AS: Yes I think you’re absolutely right. I think there used to be fear of the unknown, fear of procedures, but people are a lot more aware that times have changed. Technology has improved the way we do things and also they’re a lot more aware through the media of what can actually be achieved to enhance their smile – to enhance their quality of life.
Having said that I still have some patients who still have that apprehension but once they’ve seen the clinic and realise it’s now very different from what they may have experienced 15 or 20 years ago, I think a lot of them are very much comfortable now in, not only having the treatment but more importantly, maintaining their care.
MS: And on that point, if there was one piece of advice to everyone, irrespective of their age, gender and background, on keeping every aspect of their teeth and mouth as healthy as possible, what would it be?
AS: I think the important thing would be for them to visit their dentist. It’s really important to have your dental MOT because your general dentist not only just looks at your teeth and gums but will also be able to advise you in keeping it as healthy as possible.
As well as this, in terms of brushing, consider an electric brush, brush twice a day and also look at interdental brushes – it’s not only flossing, it’s going in with these brushes, and I think from a preventative part, fluoride toothpaste is essential. So it’s simple things that can make a massive difference.
MS: So is there one regret, either in your personal or professional life that you could share with us?

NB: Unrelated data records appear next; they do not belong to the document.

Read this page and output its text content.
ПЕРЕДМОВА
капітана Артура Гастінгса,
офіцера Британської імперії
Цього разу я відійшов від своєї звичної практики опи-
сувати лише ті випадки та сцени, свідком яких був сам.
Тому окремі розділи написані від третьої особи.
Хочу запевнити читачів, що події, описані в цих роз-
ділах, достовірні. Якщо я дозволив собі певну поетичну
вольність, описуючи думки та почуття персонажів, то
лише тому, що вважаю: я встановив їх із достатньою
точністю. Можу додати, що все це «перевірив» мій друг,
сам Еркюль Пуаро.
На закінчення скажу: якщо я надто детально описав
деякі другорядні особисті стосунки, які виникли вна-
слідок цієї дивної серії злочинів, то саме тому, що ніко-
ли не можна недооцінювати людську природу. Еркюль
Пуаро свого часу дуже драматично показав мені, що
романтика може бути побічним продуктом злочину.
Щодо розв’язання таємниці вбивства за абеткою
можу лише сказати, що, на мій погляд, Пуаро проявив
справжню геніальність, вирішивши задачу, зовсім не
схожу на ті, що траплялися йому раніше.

AS: I think my family would say my biggest regret is not investing in bitcoin and Amazon shares early enough. Joking aside, I would probably take myself back to being to being a teenager, back in 1988, just before coming to Edinburgh to read dentistry. A lot of my friends at the time were taking gap years and they were travelling and having these amazing adventures. In the late 1980s interrailing around Europe was the big thing that most people did but unfortunately I didn’t. I got caught up in thinking of jobs and the future and whether potential employers at the time would look at that favourably. If only I could go back in time and tell my younger self to just do it, meet friends, see different cultures, not worry about university or my future career. I think it’s the one time where society allows young people to explore and I suppose within reason find themselves. So my one regret is I’ve found over the last 30 years that career and employment generally take care of themselves and taking that one year out to scan the horizon is nothing when you compare it to a lifetime of employment.
MS: And can you share your one hope for the future?

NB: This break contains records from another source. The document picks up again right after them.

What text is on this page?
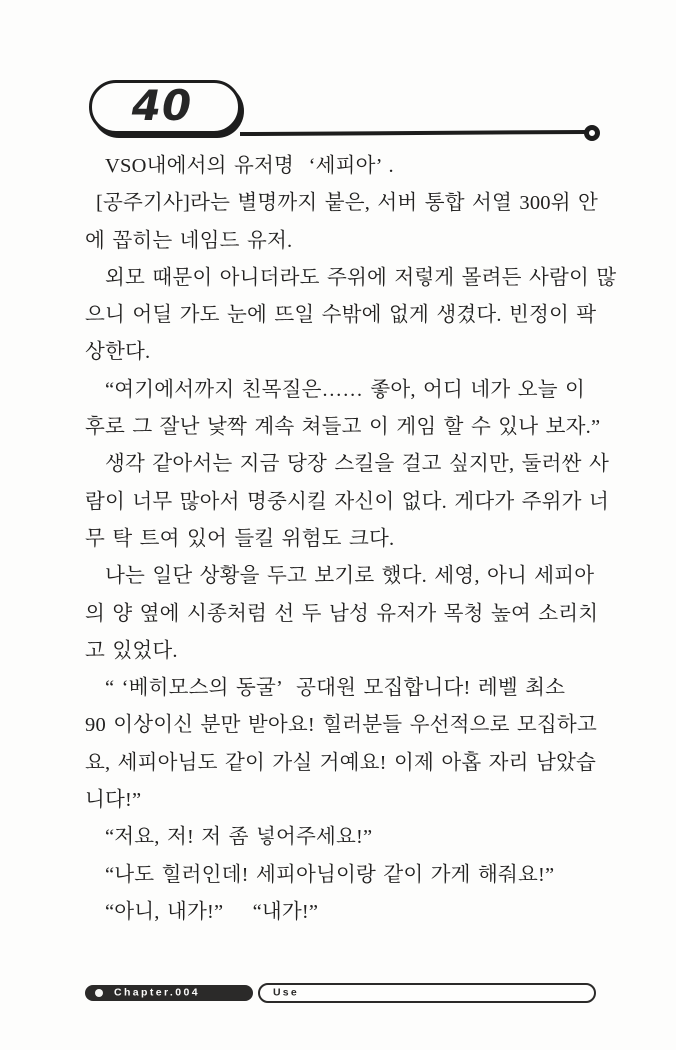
40
VSO내에서의 유저명  ‘세피아’ .
[공주기사]라는 별명까지 붙은, 서버 통합 서열 300위 안
에 꼽히는 네임드 유저.
외모 때문이 아니더라도 주위에 저렇게 몰려든 사람이 많
으니 어딜 가도 눈에 뜨일 수밖에 없게 생겼다. 빈정이 팍
상한다.
“여기에서까지 친목질은…… 좋아, 어디 네가 오늘 이
후로 그 잘난 낯짝 계속 쳐들고 이 게임 할 수 있나 보자.”
생각 같아서는 지금 당장 스킬을 걸고 싶지만, 둘러싼 사
람이 너무 많아서 명중시킬 자신이 없다. 게다가 주위가 너
무 탁 트여 있어 들킬 위험도 크다.
나는 일단 상황을 두고 보기로 했다. 세영, 아니 세피아
의 양 옆에 시종처럼 선 두 남성 유저가 목청 높여 소리치
고 있었다.
“ ‘베히모스의 동굴’  공대원 모집합니다! 레벨 최소
90 이상이신 분만 받아요! 힐러분들 우선적으로 모집하고
요, 세피아님도 같이 가실 거예요! 이제 아홉 자리 남았습
니다!”
“저요, 저! 저 좀 넣어주세요!”
“나도 힐러인데! 세피아님이랑 같이 가게 해줘요!”
“아니, 내가!”    “내가!”
Chapter.004	Use
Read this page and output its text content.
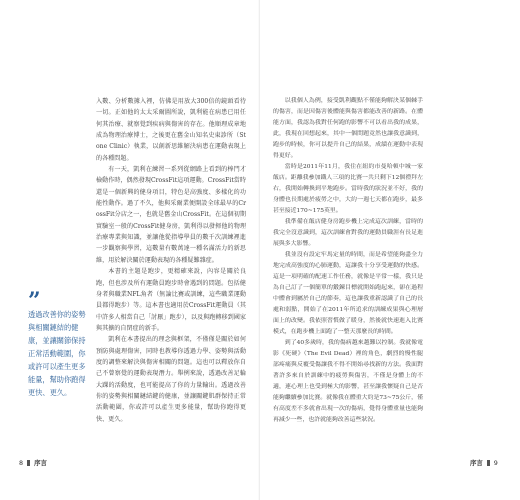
入數、分析數據入裡，仿佛是用放大300倍的鏡頭看待一切。正如他的太太采爾圖所說，凱利能在病患已用任何其治療、就察覺到疾病與傷害的存在。他順理成章地成為物理治療博士，之後更在舊金山知名史東診所（Stone Clinic）執業，以創新思維解決病患在運動表現上的各種問題。

有一天，凱利在練習一系列從網路上看到的棒門才檢動作時，偶然發現CrossFit這項運動。CrossFit當時還是一個新興的健身項目，特色是高強度、多樣化的功能性動作。過了不久，他與采爾業便開設全球最早的CrossFit分店之一，也就是舊金山CrossFit。在這個初期實驗室一般的CrossFit健身房，凱利得以發揮他的物理治療專業與知識，並讓他從指導學員的數千次訓練裡進一步觀察與學習，這數量有數萬達一種名滿活力的新思維，用於解決關於運動表現的各種疑難雜症。

本書的主題是跑步，更精確來說，內容是關於良跑，但也涉及所有運動員跑步時會遇到的問題。包括健身者與職業NFL角者（無論比賽或訓練，這些職業運動員都得跑步）等。這本書也適用於CrossFit運動員（其中許多人相當自己「討厭」跑步），以及與跑轉移到國家與其擴的自閉症的新手。

凱利在本書提出的理念與框架，不僅僅是關於如何預防與處理傷害，同時也教導你透過力學、姿勢與活動度的調整來解決與傷害相關的問題。這也可以釋放你自己不曾察覺的運動表現潛力。舉例來說，透過改善足輪大踝的活動度，也可能提高了你的力量輸出。透過改善你的姿勢與相關鏈結鍵的健康，並讓關鍵肌群保持正常活動範圍，你或許可以產生更多能量，幫助你跑得更快、更久。

”
透過改善你的姿勢與相關鏈結的健康，並讓關節保持正常活動範圍，你或許可以產生更多能量，幫助你跑得更快、更久。
8 序言

以我個人為例，接受凱利觀點不僅能夠解決某個棘手的傷害，而是因傷害後體能與傷害都能改善的新路。在體能方面，我認為我對任何跑的影響不可以看出我的成果，此，我現在回想起來，其中一個問題竟然也讓我意識到，跑步的時候，你可以提升自己的結果，成績在運動中表現得更好。

當時是2011年11月，我住在紐約市曼哈頓中城一家飯店。距離我參加鐵人三項的比賽一共只剩下12個禮拜左右，我開始轉換到平地跑步。當時我的狀況並不好，我的身體也長期處於疲勞之中，大約一週七天都在跑步，最多甚至接近170~175英里。

我準備在飯店健身房跑步機上完成這次訓練，當時的我完全沒意識到，這次訓練會對我的運動員職涯有長足進展與多大影響。

我並沒有設定牢馬定量的時間，而是希望能夠盡全力地完成高強度的心肺運動，這讓我十分享受運動的快感。這是一項明確的配速工作任務，就像是平常一樣，我只是為自己訂了一個簡單的鍛鍊目標就開始跑起來，卻在過程中體會到屬於自己的節奏，這也讓我重新認識了自己的長處和弱點，開始了在2011年所追求的訓練成果與心理層面上的改變。我依照習慣做了暖身，然後就快速進入比賽模式，在跑步機上面跑了一整天那麼長的時間。

到了40多歲時，我的傷病越來越難以控制。我就像電影《死硬》（The Evil Dead）裡的角色，劇烈的慢性腿部疼痛與反覆受傷讓我不得不開始尋找新的方法。我面對著許多來自於訓練中的疲勞與傷害，不僅是身體上的不適，連心理上也受到極大的影響，甚至讓我懷疑自己是否能夠繼續參加比賽。就像我在體重大約是73~75公斤，僅有高度差不多就會出現一次的傷病，覺得身體重量也能夠再減少一些，也許就能夠改善這些狀況。

序言 9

AS: Well my one hope is dental actually and I would really hope for more people to realise the importance of taking care of their teeth and particularly their gum health really. There are so many statistics out there that show that pretty much only half of adults visit their dentist and again, other studies that show that some degree of gum infection or inflammation affects from 50 to 90 per cent of the adult population so out of that group we have got a really small number – 10 per cent – who are really susceptible to really severe gum problems. That’s the sort of gum problem that destroys the bone and the tissues of the teeth. The terrible thing is that it not only affects the teeth but can also lead to other problems like strokes, diabetes and heart disorders and all of that is preventable if it’s recognised early enough.